We are currently in the middle of age related macular degeneration (AMD) and low vision awareness month.

Age related macular degeneration (AMD) is a foremost cause of loss of vision in individuals over 65. AMD is characterized by a deterioration of the macula in the eye which functions to allow sharp central vision.

What are the Indications of Age Related Macular Degeneration?

The first warning signs of AMD include blurred eyesight and blind spots in the center of vision. Since the symptoms typically come on slowly and painlessly, symptoms may not be observed until more severe vision loss is apparent. For this reason every individual over 65 years of age should be sure to have a routine eye exam at least annually.

What are the Risk Factors for Age Related Macular Degeneration?

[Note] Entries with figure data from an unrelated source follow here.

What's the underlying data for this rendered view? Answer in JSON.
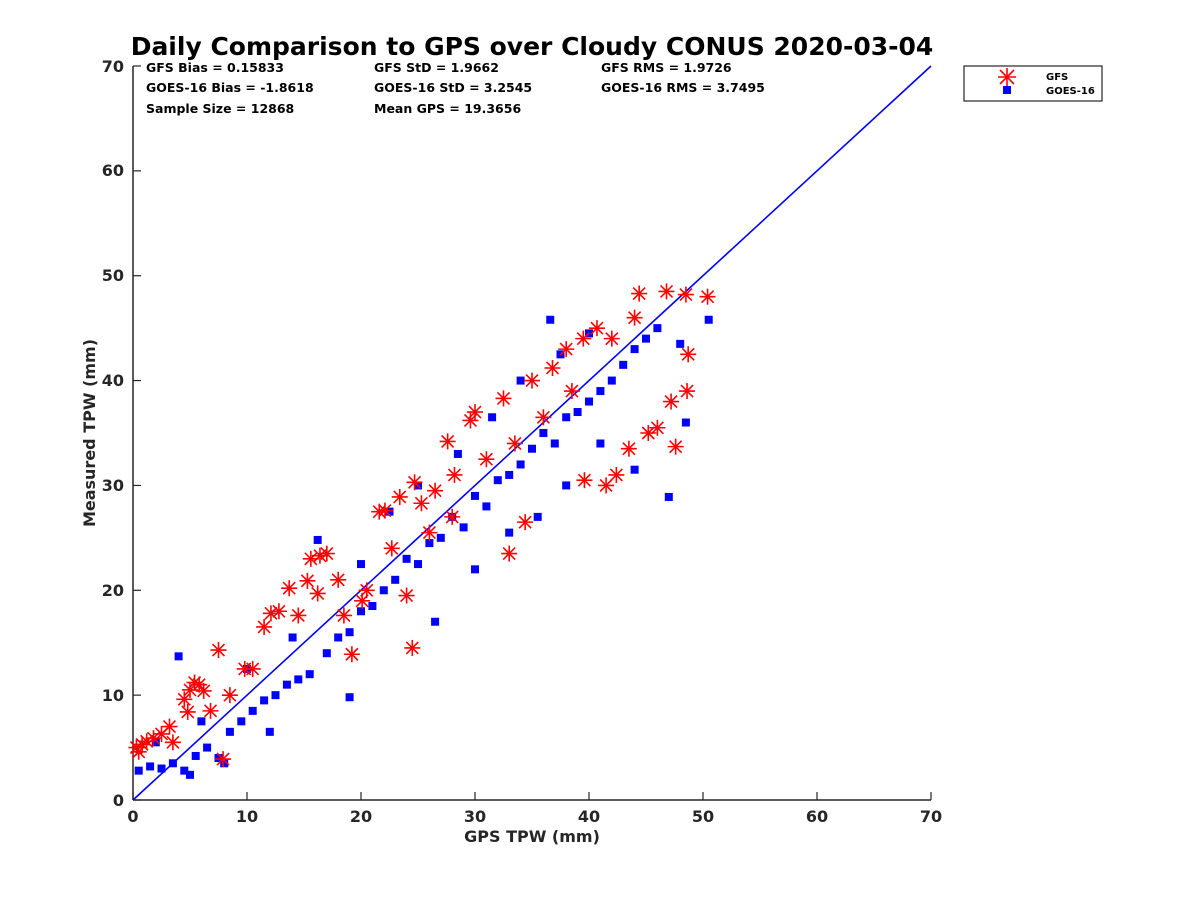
{
  "chart_data": {
    "type": "scatter",
    "title": "Daily Comparison to GPS over Cloudy CONUS 2020-03-04",
    "xlabel": "GPS TPW (mm)",
    "ylabel": "Measured TPW (mm)",
    "xlim": [
      0,
      70
    ],
    "ylim": [
      0,
      70
    ],
    "xticks": [
      "0",
      "10",
      "20",
      "30",
      "40",
      "50",
      "60",
      "70"
    ],
    "yticks": [
      "0",
      "10",
      "20",
      "30",
      "40",
      "50",
      "60",
      "70"
    ],
    "reference_line": {
      "x": [
        0,
        70
      ],
      "y": [
        0,
        70
      ],
      "color": "#0000ff"
    },
    "stats": [
      "GFS Bias = 0.15833",
      "GFS StD = 1.9662",
      "GFS RMS = 1.9726",
      "GOES-16 Bias = -1.8618",
      "GOES-16 StD = 3.2545",
      "GOES-16 RMS = 3.7495",
      "Sample Size = 12868",
      "Mean GPS = 19.3656"
    ],
    "legend": {
      "position": "outside-top-right",
      "entries": [
        "GFS",
        "GOES-16"
      ]
    },
    "series": [
      {
        "name": "GFS",
        "marker": "asterisk",
        "color": "#ff0000",
        "points": [
          [
            0.3,
            5.0
          ],
          [
            0.8,
            5.3
          ],
          [
            1.2,
            5.6
          ],
          [
            1.8,
            5.9
          ],
          [
            0.5,
            4.6
          ],
          [
            2.5,
            6.3
          ],
          [
            3.2,
            7.0
          ],
          [
            4.5,
            9.6
          ],
          [
            5.0,
            10.5
          ],
          [
            5.4,
            11.2
          ],
          [
            5.8,
            11.0
          ],
          [
            6.2,
            10.4
          ],
          [
            4.8,
            8.4
          ],
          [
            7.5,
            14.3
          ],
          [
            7.9,
            3.9
          ],
          [
            9.8,
            12.5
          ],
          [
            11.5,
            16.5
          ],
          [
            12.1,
            17.8
          ],
          [
            12.8,
            18.0
          ],
          [
            13.7,
            20.2
          ],
          [
            14.5,
            17.6
          ],
          [
            15.3,
            20.9
          ],
          [
            15.6,
            23.0
          ],
          [
            16.4,
            23.3
          ],
          [
            17.0,
            23.5
          ],
          [
            16.2,
            19.7
          ],
          [
            18.5,
            17.6
          ],
          [
            19.2,
            13.9
          ],
          [
            20.1,
            19.0
          ],
          [
            21.6,
            27.5
          ],
          [
            22.1,
            27.6
          ],
          [
            22.7,
            24.0
          ],
          [
            23.4,
            28.9
          ],
          [
            24.0,
            19.5
          ],
          [
            24.5,
            14.5
          ],
          [
            24.7,
            30.3
          ],
          [
            25.3,
            28.3
          ],
          [
            26.5,
            29.5
          ],
          [
            27.6,
            34.2
          ],
          [
            28.2,
            31.0
          ],
          [
            29.6,
            36.2
          ],
          [
            30.0,
            37.0
          ],
          [
            31.0,
            32.5
          ],
          [
            32.5,
            38.3
          ],
          [
            33.0,
            23.5
          ],
          [
            34.4,
            26.5
          ],
          [
            35.0,
            40.0
          ],
          [
            36.8,
            41.2
          ],
          [
            38.0,
            43.0
          ],
          [
            39.5,
            44.0
          ],
          [
            40.7,
            45.0
          ],
          [
            41.5,
            30.0
          ],
          [
            42.4,
            31.0
          ],
          [
            43.5,
            33.5
          ],
          [
            44.4,
            48.3
          ],
          [
            45.2,
            35.0
          ],
          [
            46.0,
            35.5
          ],
          [
            46.8,
            48.5
          ],
          [
            47.2,
            38.0
          ],
          [
            47.6,
            33.7
          ],
          [
            48.5,
            48.2
          ],
          [
            48.7,
            42.5
          ],
          [
            48.6,
            39.0
          ],
          [
            50.4,
            48.0
          ],
          [
            42.0,
            44.0
          ],
          [
            44.0,
            46.0
          ],
          [
            38.5,
            39.0
          ],
          [
            36.0,
            36.5
          ],
          [
            33.5,
            34.0
          ],
          [
            28.0,
            27.0
          ],
          [
            26.0,
            25.5
          ],
          [
            20.5,
            20.0
          ],
          [
            10.5,
            12.5
          ],
          [
            8.5,
            10.0
          ],
          [
            3.5,
            5.5
          ],
          [
            6.8,
            8.5
          ],
          [
            18.0,
            21.0
          ],
          [
            39.6,
            30.5
          ]
        ]
      },
      {
        "name": "GOES-16",
        "marker": "square",
        "color": "#0000ff",
        "points": [
          [
            0.5,
            2.8
          ],
          [
            1.5,
            3.2
          ],
          [
            2.5,
            3.0
          ],
          [
            3.5,
            3.5
          ],
          [
            4.5,
            2.8
          ],
          [
            5.5,
            4.2
          ],
          [
            6.5,
            5.0
          ],
          [
            7.5,
            4.0
          ],
          [
            8.5,
            6.5
          ],
          [
            9.5,
            7.5
          ],
          [
            10.5,
            8.5
          ],
          [
            11.5,
            9.5
          ],
          [
            12.5,
            10.0
          ],
          [
            13.5,
            11.0
          ],
          [
            14.5,
            11.5
          ],
          [
            15.5,
            12.0
          ],
          [
            16.2,
            24.8
          ],
          [
            17.0,
            14.0
          ],
          [
            18.0,
            15.5
          ],
          [
            19.0,
            16.0
          ],
          [
            20.0,
            18.0
          ],
          [
            21.0,
            18.5
          ],
          [
            22.0,
            20.0
          ],
          [
            23.0,
            21.0
          ],
          [
            24.0,
            23.0
          ],
          [
            25.0,
            22.5
          ],
          [
            26.0,
            24.5
          ],
          [
            27.0,
            25.0
          ],
          [
            28.0,
            27.0
          ],
          [
            29.0,
            26.0
          ],
          [
            30.0,
            29.0
          ],
          [
            31.0,
            28.0
          ],
          [
            32.0,
            30.5
          ],
          [
            33.0,
            31.0
          ],
          [
            34.0,
            32.0
          ],
          [
            35.0,
            33.5
          ],
          [
            36.0,
            35.0
          ],
          [
            37.0,
            34.0
          ],
          [
            38.0,
            36.5
          ],
          [
            39.0,
            37.0
          ],
          [
            40.0,
            38.0
          ],
          [
            41.0,
            39.0
          ],
          [
            42.0,
            40.0
          ],
          [
            43.0,
            41.5
          ],
          [
            44.0,
            43.0
          ],
          [
            45.0,
            44.0
          ],
          [
            46.0,
            45.0
          ],
          [
            47.0,
            28.9
          ],
          [
            48.0,
            43.5
          ],
          [
            48.5,
            36.0
          ],
          [
            50.5,
            45.8
          ],
          [
            36.6,
            45.8
          ],
          [
            44.0,
            31.5
          ],
          [
            30.0,
            22.0
          ],
          [
            26.5,
            17.0
          ],
          [
            19.0,
            9.8
          ],
          [
            12.0,
            6.5
          ],
          [
            8.0,
            3.5
          ],
          [
            5.0,
            2.4
          ],
          [
            10.0,
            12.5
          ],
          [
            14.0,
            15.5
          ],
          [
            4.0,
            13.7
          ],
          [
            2.0,
            5.5
          ],
          [
            6.0,
            7.5
          ],
          [
            20.0,
            22.5
          ],
          [
            22.5,
            27.5
          ],
          [
            25.0,
            30.0
          ],
          [
            28.5,
            33.0
          ],
          [
            31.5,
            36.5
          ],
          [
            34.0,
            40.0
          ],
          [
            37.5,
            42.5
          ],
          [
            40.0,
            44.5
          ],
          [
            41.0,
            34.0
          ],
          [
            38.0,
            30.0
          ],
          [
            35.5,
            27.0
          ],
          [
            33.0,
            25.5
          ]
        ]
      }
    ]
  }
}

There are a few risk factors of developing AMD including being Caucasian, being over the age of 65, being a cigarette smoker, obesity, high blood pressure and family history. For those that are categorized as being at greater risk, yearly eye examinations are essential. Discussing proper nutritional changes with your optometrist is also advised.

Varieties of AMD

AMD is divided into two categories, wet or dry. Dry AMD is found more often and is thought to be a result of advanced age and macular tissue thinning or pigment deposits in the macula. The wet form, also called neovascular age related macular degeneration, is caused from the growth of new blood vessels beneath the retina which leak blood and fluid, causing the cells to die and creating blind spots. Usually the wet form leads to more serious vision loss.

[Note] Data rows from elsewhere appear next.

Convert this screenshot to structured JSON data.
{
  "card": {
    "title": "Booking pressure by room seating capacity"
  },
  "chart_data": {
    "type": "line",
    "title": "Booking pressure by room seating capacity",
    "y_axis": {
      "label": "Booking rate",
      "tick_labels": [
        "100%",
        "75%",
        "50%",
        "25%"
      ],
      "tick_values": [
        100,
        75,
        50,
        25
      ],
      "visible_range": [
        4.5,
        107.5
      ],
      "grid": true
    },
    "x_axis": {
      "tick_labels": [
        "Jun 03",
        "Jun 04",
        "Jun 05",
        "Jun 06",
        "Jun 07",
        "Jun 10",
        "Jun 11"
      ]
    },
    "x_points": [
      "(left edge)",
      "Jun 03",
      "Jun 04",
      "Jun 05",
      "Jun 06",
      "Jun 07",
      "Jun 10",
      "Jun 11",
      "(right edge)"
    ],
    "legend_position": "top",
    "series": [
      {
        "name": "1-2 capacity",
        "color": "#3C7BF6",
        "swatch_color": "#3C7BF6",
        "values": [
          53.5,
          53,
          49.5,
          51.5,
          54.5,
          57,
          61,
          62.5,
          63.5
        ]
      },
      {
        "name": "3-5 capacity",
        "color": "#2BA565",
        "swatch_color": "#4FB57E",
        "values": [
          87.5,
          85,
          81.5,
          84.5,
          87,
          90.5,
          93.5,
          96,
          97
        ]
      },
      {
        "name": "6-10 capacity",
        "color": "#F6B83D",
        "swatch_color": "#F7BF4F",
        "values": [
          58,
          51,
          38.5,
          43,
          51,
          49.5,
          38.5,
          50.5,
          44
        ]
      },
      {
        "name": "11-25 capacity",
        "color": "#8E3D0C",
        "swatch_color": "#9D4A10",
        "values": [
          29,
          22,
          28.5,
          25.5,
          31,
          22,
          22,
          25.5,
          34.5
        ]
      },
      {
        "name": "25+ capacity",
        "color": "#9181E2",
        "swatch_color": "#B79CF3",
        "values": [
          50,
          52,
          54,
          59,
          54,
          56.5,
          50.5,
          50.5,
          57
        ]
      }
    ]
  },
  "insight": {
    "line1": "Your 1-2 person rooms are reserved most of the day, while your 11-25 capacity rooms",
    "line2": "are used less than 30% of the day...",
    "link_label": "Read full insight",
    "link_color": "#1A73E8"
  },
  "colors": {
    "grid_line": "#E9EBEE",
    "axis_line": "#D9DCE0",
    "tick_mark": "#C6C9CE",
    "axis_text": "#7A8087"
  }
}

Is There Treatment for AMD?

Although there isn’t a cure for AMD, there are treatments that can delay the progression. Depending on whether one has dry or wet macular degeneration the course of treatment may involve vitamin supplements, laser surgery or medical injections. In all cases, early diagnosis greatly enhances the chances of successful treatment. Speak to your optometrist also about devices to help you deal with any vision loss that has already occurred. Such loss of sight that cannot be improved by the usual measures such as eyeglasses, contacts or surgery is known as low vision. There are a growing number of low vision devices on the market today to make everyday activities easier.

It's possible to protect your eyesight by being aware of the risks and symptoms of macular degeneration. Don't delay in scheduling your yearly eye exam, particularly if you are over 65.